Dr. Thanh Tung Khuat
University of Technology Sydney, Australia
Dr. Thanh Tung Khuat is a Research Fellow at the Complex Adaptive Systems Lab and the ARC Digital Bioprocess Development Hub at the University of Technology Sydney, Australia, as well as the Co-founder and Chief Research Officer of NuverxAI Co., Ltd., Vietnam. With over a decade of experience in artificial intelligence (AI), machine learning (ML), and predictive modeling, he has made outstanding contributions to both research and industry applications, particularly in biotechnology, pharmaceutical manufacturing, logistics, finance and economics, smart agriculture, and business data analytics. As a leading expert in adaptive machine learning, explainable AI, and process optimization, Dr. Khuat has developed advanced ML models to enhance productivity and monitor biopharmaceutical manufacturing processes, optimize supply chains, and deliver highly accurate forecasts for complex financial and business intelligence systems. He has also made significant contributions to the advancement of Responsible and Explainable AI, promoting transparency and fairness in commercial AI systems. One of his key achievements is the development of Hyperbox-Brain, an open-source library for neuro-fuzzy machine learning designed for small-data learning, dynamic environments, and high interpretability. Hyperbox-Brain has been widely applied across fields such as biomedicine, smart manufacturing, and real-time time-series analytics, with tens of thousands of downloads from the global research and industrial community via GitHub, PyPI, and Conda. With a strong publication record of over 40 scientific papers in top-tier international journals and conferences, along with multiple prestigious awards for research and innovation, Dr. Khuat is not only an outstanding researcher but also a strategic advisor to enterprises and startups in their AI adoption and digital transformation journeys. He has led numerous academia–industry collaboration projects, successfully translating advanced AI solutions into practical manufacturing and business operations.
Speech Title:“Machine Learning in Biopharma 4.0”

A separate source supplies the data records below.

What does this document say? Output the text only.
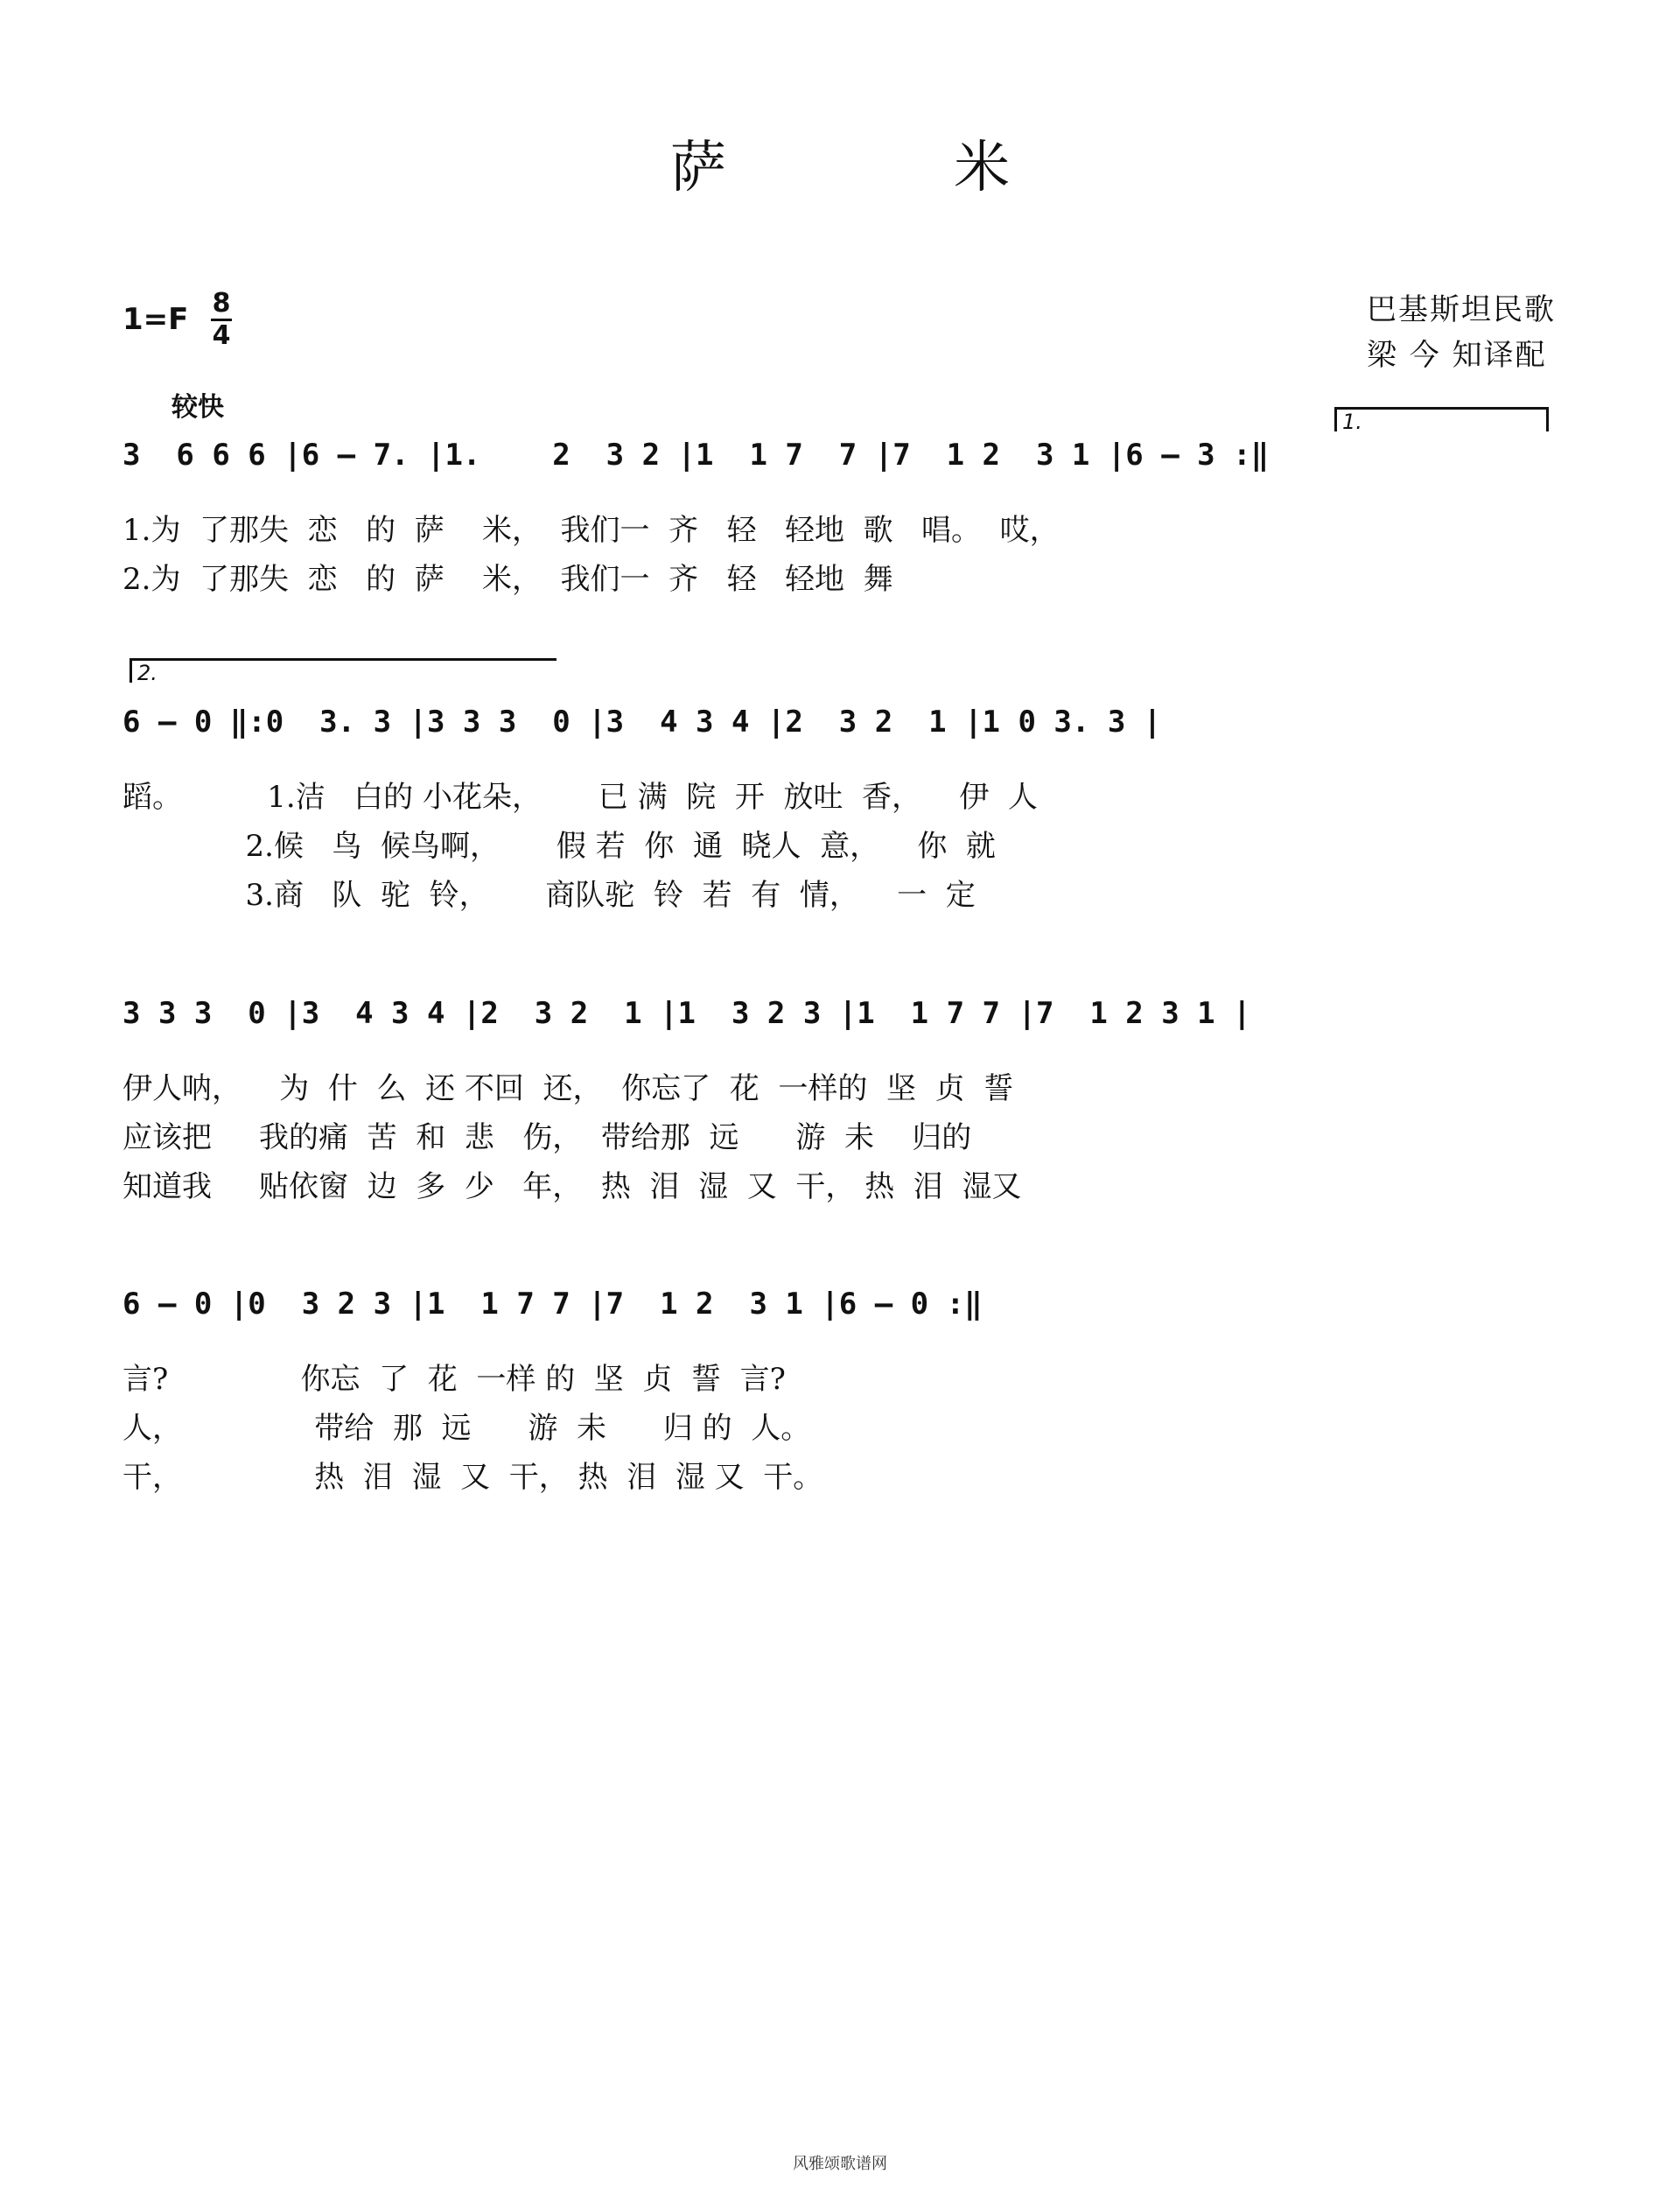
萨 米
1=F 8
4
巴基斯坦民歌
梁 今 知译配
较快	1.
3  6 6 6 |6 – 7. |1.    2  3 2 |1  1 7  7 |7  1 2  3 1 |6 – 3 :‖
1.为  了那失  恋   的  萨    米，  我们一  齐   轻   轻地  歌   唱。  哎，
2.为  了那失  恋   的  萨    米，  我们一  齐   轻   轻地  舞
2.
6 – 0 ‖:0  3. 3 |3 3 3  0 |3  4 3 4 |2  3 2  1 |1 0 3. 3 |
蹈。         1.洁   白的 小花朵，      已 满  院  开  放吐  香，    伊  人
2.候   鸟  候鸟啊，      假 若  你  通  晓人  意，    你  就
3.商   队  驼  铃，      商队驼  铃  若  有  情，    一  定
3 3 3  0 |3  4 3 4 |2  3 2  1 |1  3 2 3 |1  1 7 7 |7  1 2 3 1 |
伊人呐，    为  什  么  还 不回  还，  你忘了  花  一样的  坚  贞  誓
应该把     我的痛  苦  和  悲   伤，  带给那  远      游  未    归的
知道我     贴依窗  边  多  少   年，  热  泪  湿  又  干， 热  泪  湿又
6 – 0 |0  3 2 3 |1  1 7 7 |7  1 2  3 1 |6 – 0 :‖
言?              你忘  了  花  一样 的  坚  贞  誓  言?
人，              带给  那  远      游  未      归 的  人。
干，              热  泪  湿  又  干， 热  泪  湿 又  干。
风雅颂歌谱网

Abstract: The biopharmaceutical industry is entering a transformative era, Biopharma 4.0, where machine learning (ML), advanced analytics, and automation converge to revolutionize how we design, monitor, and control bioprocesses. Yet, despite decades of data generation in cell culture, upstream, and downstream processes, much of this data remains underutilized. This talk explores how ML-driven intelligence is redefining the biopharma value chain, from cell line development to real-time process monitoring and control and digital twins. We will uncover how process analytical technology (PAT) data, especially from Raman spectroscopy, are being integrated into predictive ML models to enable self-optimizing bioprocesses and adaptive control strategies. Case studies from industry leaders will also illustrate how these technologies accelerate process understanding, enhance product consistency, and reduce time-to-market. Finally, we will discuss the emerging paradigm of explainable and automated ML in bioprocessing, emphasizing trust, transparency, and regulatory alignment with Quality by Design principles. As we move toward intelligent biomanufacturing ecosystems, this talk will outline the roadmap to unlock the full potential of Machine Learning in Biopharma 4.0, where data truly drives discovery, development, and delivery.